Ans Panhorst-Niesink

Personal information
- Born: 28 October 1918 Amsterdam, the Netherlands
- Died: 25 July 2010 (aged 91) Amsterdam, the Netherlands

Sport
- Sport: Discus throw, shot put
- Club: Sagitta, Amsterdam

Medal record
Women's athletics
Representing the Netherlands
European Championships
| Silver medal – second place | 1946 Oslo | Discus throw |

= Ans Panhorst-Niesink =

Dutch discus thrower and shot putter

Anna Elisabeth "Ans" Panhorst-Niesink (28 October 1918 – 25 July 2010) was a Dutch athlete. She competed at the 1936 and 1948 Summer Olympics in the discus throw and finished in seventh and sixth place, respectively. In 1948 she also competed in the shot put, but failed to reach the final. She finished second and sixth in the discus throw and shot put, respectively, at the 1946 European Athletics Championships.

She was born Anna Niesink, then married and changed her last name to Panhorst-Niesink, and then to Woltman.

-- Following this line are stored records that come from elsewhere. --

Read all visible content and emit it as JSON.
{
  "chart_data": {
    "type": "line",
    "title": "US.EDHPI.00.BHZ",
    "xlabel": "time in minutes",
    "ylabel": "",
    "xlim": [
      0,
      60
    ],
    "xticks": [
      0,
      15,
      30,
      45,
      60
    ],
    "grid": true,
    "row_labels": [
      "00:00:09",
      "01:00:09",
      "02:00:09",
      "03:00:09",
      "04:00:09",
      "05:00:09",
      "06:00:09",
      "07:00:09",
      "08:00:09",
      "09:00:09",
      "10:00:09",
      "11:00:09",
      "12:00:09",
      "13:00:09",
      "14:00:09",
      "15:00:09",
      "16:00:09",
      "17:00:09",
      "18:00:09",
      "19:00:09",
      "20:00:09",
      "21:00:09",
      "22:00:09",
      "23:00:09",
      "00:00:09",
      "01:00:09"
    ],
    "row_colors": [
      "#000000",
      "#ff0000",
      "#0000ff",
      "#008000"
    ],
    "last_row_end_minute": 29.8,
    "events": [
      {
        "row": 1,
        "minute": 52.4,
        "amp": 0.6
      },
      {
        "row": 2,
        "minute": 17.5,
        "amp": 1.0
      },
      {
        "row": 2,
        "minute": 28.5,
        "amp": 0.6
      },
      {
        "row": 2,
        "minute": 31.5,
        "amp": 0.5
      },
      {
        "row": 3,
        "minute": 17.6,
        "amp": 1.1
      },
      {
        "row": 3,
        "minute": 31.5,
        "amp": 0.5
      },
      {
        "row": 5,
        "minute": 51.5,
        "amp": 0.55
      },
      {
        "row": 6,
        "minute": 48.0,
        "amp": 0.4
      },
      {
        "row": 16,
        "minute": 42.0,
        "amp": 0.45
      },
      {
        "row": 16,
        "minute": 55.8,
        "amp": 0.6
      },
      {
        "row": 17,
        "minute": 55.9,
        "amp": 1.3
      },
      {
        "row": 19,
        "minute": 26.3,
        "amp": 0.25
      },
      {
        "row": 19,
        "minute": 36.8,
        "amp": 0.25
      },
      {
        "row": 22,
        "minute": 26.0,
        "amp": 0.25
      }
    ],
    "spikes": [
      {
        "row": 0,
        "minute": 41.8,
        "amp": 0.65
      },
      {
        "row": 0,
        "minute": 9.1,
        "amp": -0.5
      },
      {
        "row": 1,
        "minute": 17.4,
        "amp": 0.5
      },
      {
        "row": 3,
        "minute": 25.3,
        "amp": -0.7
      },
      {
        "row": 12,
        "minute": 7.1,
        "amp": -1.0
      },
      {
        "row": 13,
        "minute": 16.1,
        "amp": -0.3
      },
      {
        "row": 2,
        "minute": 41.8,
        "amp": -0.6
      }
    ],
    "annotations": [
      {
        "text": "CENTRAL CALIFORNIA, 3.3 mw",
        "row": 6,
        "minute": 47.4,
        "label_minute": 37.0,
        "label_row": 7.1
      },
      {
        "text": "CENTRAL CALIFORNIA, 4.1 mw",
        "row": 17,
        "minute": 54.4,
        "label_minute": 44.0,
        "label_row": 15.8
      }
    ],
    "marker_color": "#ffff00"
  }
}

Niesink first trained in basketball and sprint, but then shifted to throwing events, in which she soon become a national leader – between 1937 and 1954 she won seven shot put and at least 14 discus titles and held the national records in both events. She continued competing in her forties, winning a medal in the Dutch championships at age 43.